LAWS(MAD)-1947-12-26

R. RAMASWAMI CHETTIAR Vs. SRIPERUMBUDUR M. RAMASWAMI PILLAI

Decided On December 10, 1947
R. Ramaswami Chettiar Appellant
V/S
Sriperumbudur M. Ramaswami Pillai Respondents

JUDGEMENT

(1.) THIS is an appeal against the decree of the Principal Judge, City Civil Court, dismissing the appellant's suit for ejectment of his tenant (the respondent) and for mesne profits.

(2.) THE respondent and another entered into possession of the suit land on the 14th July, 1921, by Ex. D -1, which was a registered lease for a term of ten years, agreeing to pay Rs. 12 per month for the first five years and Rs. 15 per month for the second period of five years. According to the evidence of the respondent, which has not been refuted, the respondent alone continued in possession after the expiry of the lease in 1931. The other lessee is said to have died in 1936, where -upon his relatives took away his cows and took no further interest in the sheds which had been erected on the suit land after the execution of the lease in 1921. On the 15th July, 1944, after the suit land had been sold to the plaintiff by Bala -sundara Achari, son of Gangadhara Achari (the lessor under Ex. D -1) the defendant executed a rental agreement, Ex. P -1, in favour of the plaintiff. The question is whether on these facts the respondent is a tenant within the meaning of the Madras City Tenants Protection Act and is entitled to the benefit of those provisions. If he is, then the suit was rightly dismissed : if he was not then the plaintiff is entitled to succeed in his suit for ejectment.

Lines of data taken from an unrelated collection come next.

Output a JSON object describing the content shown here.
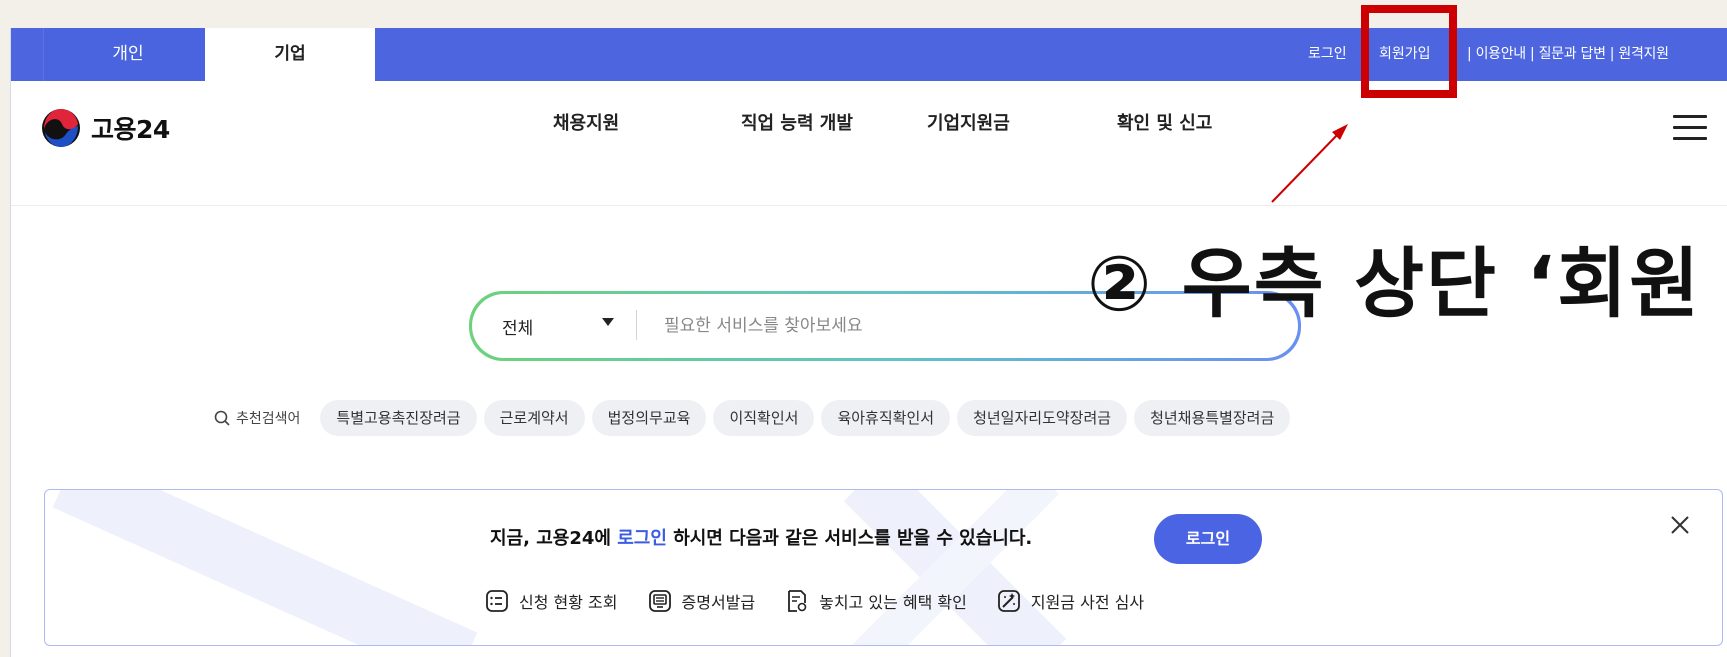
{
  "top_tabs": [
    {
      "label": "개인"
    },
    {
      "label": "기업"
    }
  ],
  "util_links": {
    "login": "로그인",
    "join": "회원가입",
    "rest": "| 이용안내 | 질문과 답변 | 원격지원"
  },
  "logo": {
    "text": "고용24"
  },
  "gnb": [
    "채용지원",
    "직업 능력 개발",
    "기업지원금",
    "확인 및 신고"
  ],
  "search": {
    "category": "전체",
    "placeholder": "필요한 서비스를 찾아보세요"
  },
  "keywords": {
    "label": "추천검색어",
    "items": [
      "특별고용촉진장려금",
      "근로계약서",
      "법정의무교육",
      "이직확인서",
      "육아휴직확인서",
      "청년일자리도약장려금",
      "청년채용특별장려금"
    ]
  },
  "banner": {
    "text_before": "지금, 고용24에 ",
    "text_link": "로그인",
    "text_after": " 하시면 다음과 같은 서비스를 받을 수 있습니다.",
    "login_button": "로그인",
    "services": [
      "신청 현황 조회",
      "증명서발급",
      "놓치고 있는 혜택 확인",
      "지원금 사전 심사"
    ]
  },
  "annotation": {
    "text": "② 우측 상단 ‘회원"
  },
  "colors": {
    "brand_blue": "#4d66e0",
    "annotation_red": "#cc0000"
  }
}
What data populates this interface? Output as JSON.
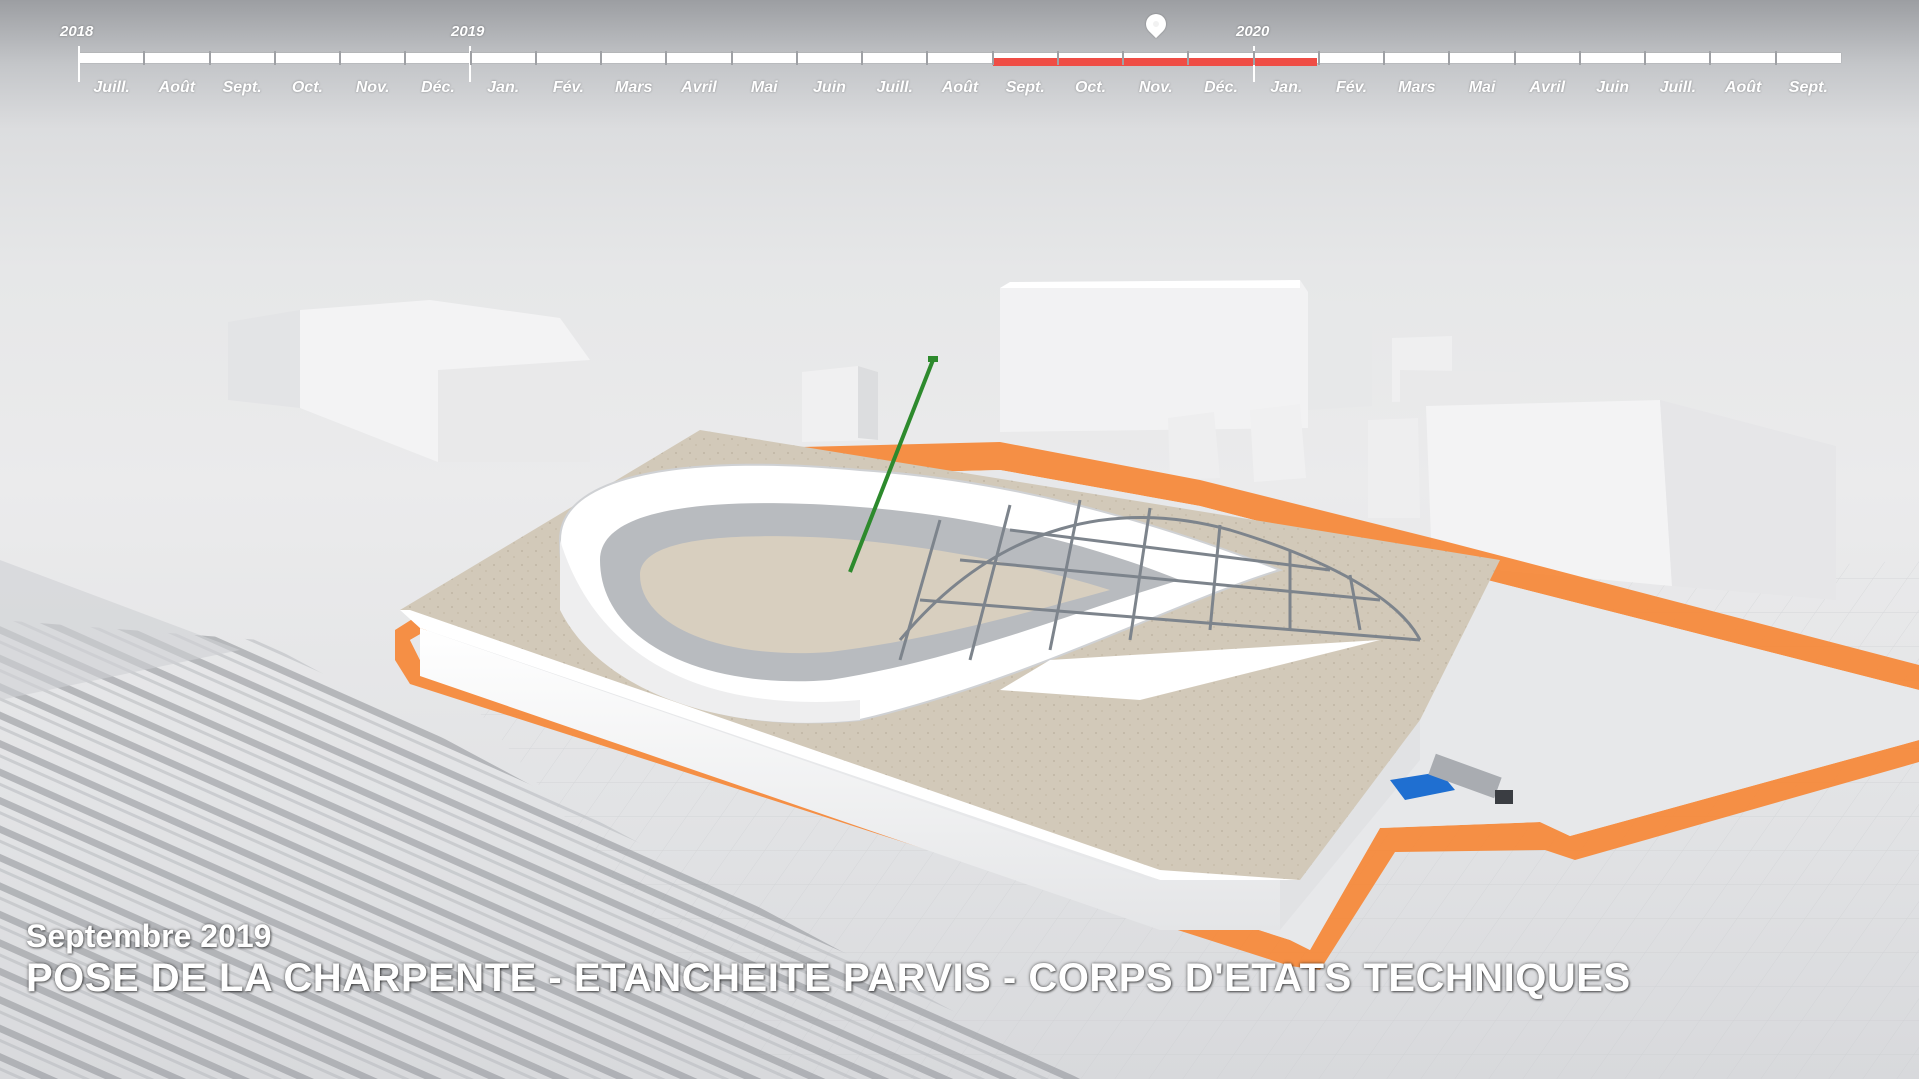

(3.) IT is argued that after the termination of the lease a new tenancy was created, not only because one of the joint tenants ceased to be a tenant, but also because the respondent continued to hold over afterwards, and that therefore his rights under the new tenancy were not created before the commencement of the Act. With regard to the second point, it is true that the original tenancy came to an end an 1931; and it may be that the respondent continued under a new tenancy. That does not mean that he is not a tenant within the, meaning of the Act, entitled to the benefits of the Act; because the very definition of a tenant, as already pointed out, includes a person holding over after the termination of the tenancy.